Frequently asked questions
What is ping?
Ping is the time it takes for a small packet of data to travel from your device to a server and back, measured in milliseconds (ms). It is a direct measure of your connection's latency. A lower ping means a more responsive connection, which matters most for gaming, video calls and live streaming.
What does ms mean in ping?
ms stands for milliseconds (thousandths of a second). A ping of 20 ms means data makes the full round trip in 20 thousandths of a second.

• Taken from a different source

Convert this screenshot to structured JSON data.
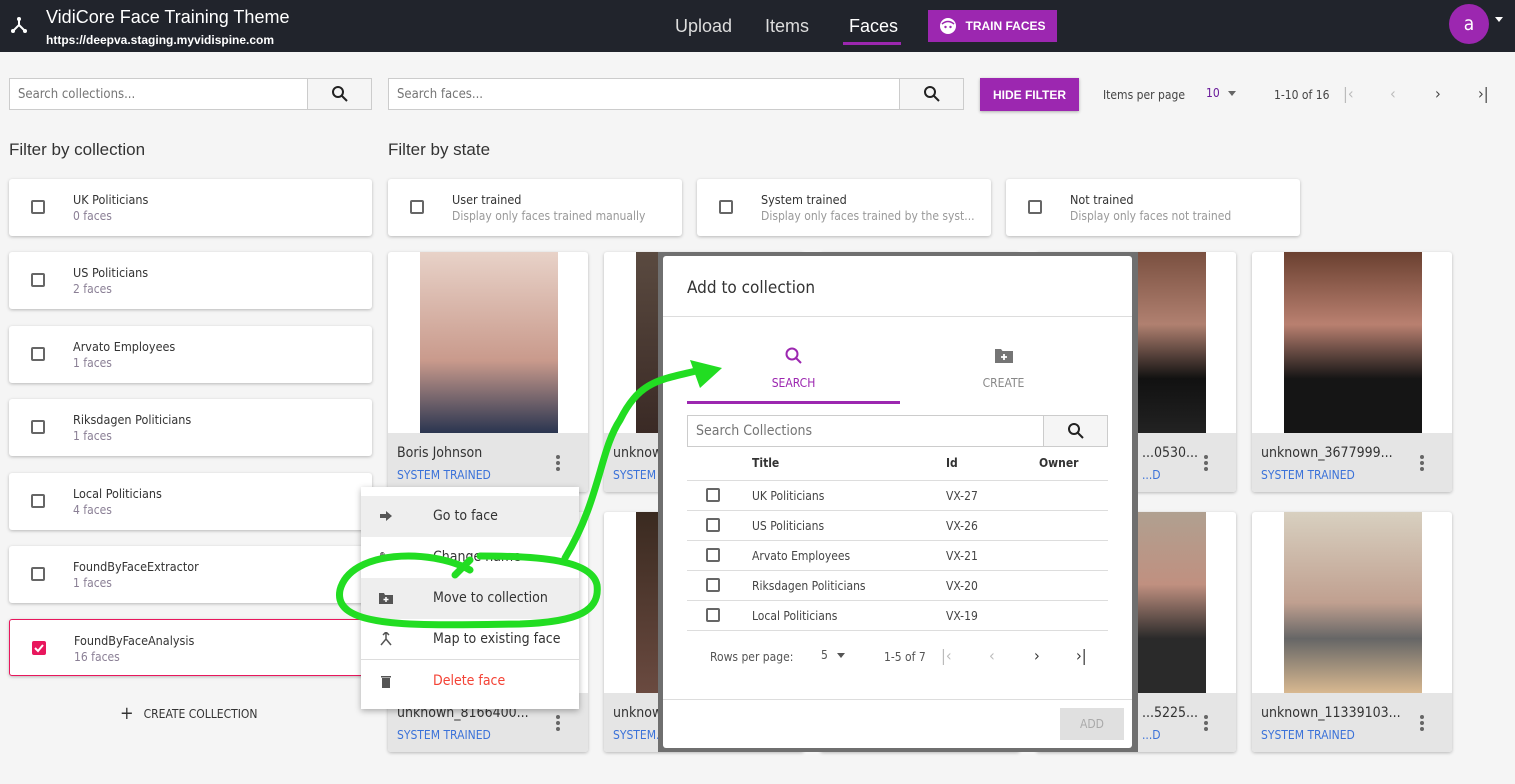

The fewer milliseconds, the faster and more responsive your connection feels.
What is a good ping?
Under 20 ms is excellent, 20 to 50 ms is good, and 50 to 100 ms is acceptable for browsing and streaming. Between 100 and 150 ms you will notice lag, and above 150 ms feels sluggish for real-time activities.
Is 5 ping good?
Yes. 5 ms is an excellent ping, about as low as most connections get, ideal for competitive gaming and calls. Single-digit ping is typical on fiber or a wired connection to a nearby server.
What is a good ping for gaming?
Under 50 ms is good and under 20 ms is excellent. Competitive players want the lowest ping possible, because anything consistently above 100 ms causes noticeable lag in fast multiplayer games.
What is the difference between ping and latency?
Latency is the general term for network delay; ping is how we measure it (the round trip, in ms). In everyday use they mean the same thing — a lower ping means lower latency.
Why is my ping so high and how do I lower it?
High ping is usually caused by Wi-Fi interference, distance from the server, congestion or background downloads. Lower it by using Ethernet, choosing a closer server, closing heavy apps, restarting your router, and avoiding peak times.